(dpa) - Hong Kong's first long-haul budget airline, Oasis, went into voluntary liquidation Wednesday, 18 months after its launch, throwing the plans of thousands of travellers into chaos.
The airline, which offered fares of as little as 1,000 Hong Kong dollars (128 US dollars) between London and Hong Kong, suspended all flights as the announcement was made.
Oasis chief executive Steve Miller announced that the airline, which also flies to Vancouver, had been put in the hands of accounting firm KPMG after going in into voluntary liquidation.
"We have suspended all passenger services with immediate effect," Miller said. "KPMG will be looking for new investors for the airline in the next few days and we are very confident that somebody will come forward."
Phone lines to the airline were jammed as anxious ticket holders phoned in an attempt to find out whether their bookings were still valid.
Airline sources said the firm was liaising with other Hong Kong-based airlines to transfer passengers booked on to flights due to take off in the next two days.
Oasis caused a sensation in Hong Kong's aviation industry when it began operating two Boeing 747 planes in October 2006, flying between Hong Kong and London.

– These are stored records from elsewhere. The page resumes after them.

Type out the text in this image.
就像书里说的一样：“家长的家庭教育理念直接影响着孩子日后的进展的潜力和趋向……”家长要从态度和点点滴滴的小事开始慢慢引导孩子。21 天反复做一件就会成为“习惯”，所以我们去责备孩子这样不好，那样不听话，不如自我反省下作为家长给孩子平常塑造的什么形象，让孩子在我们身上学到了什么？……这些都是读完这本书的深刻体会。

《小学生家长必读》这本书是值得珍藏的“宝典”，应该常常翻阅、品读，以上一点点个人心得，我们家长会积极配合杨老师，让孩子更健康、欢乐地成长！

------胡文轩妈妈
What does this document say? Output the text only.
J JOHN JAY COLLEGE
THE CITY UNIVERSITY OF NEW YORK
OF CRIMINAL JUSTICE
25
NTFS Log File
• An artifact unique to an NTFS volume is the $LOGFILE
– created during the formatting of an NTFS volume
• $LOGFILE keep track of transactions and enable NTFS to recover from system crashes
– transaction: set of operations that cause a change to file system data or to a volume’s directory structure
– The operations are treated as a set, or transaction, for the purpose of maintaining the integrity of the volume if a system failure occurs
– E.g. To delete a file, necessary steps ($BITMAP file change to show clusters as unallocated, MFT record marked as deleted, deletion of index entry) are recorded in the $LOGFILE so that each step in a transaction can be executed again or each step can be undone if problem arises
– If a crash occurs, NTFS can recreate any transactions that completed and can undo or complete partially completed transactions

Within a year, it had five Boeing 747 planes in operation and boasted that in its first year it flew 250,000 passengers between London and Hong Kong. It began flights to Vancouver last June.
It was voted the world's leading new airline in December at the World Travel Awards, which have been called the travel industry's equivalent of the Oscars.
Thousands of passengers who have advance ticket bookings on Oasis should be eligible for refunds through government insurance schemes included in ticket purchase prices.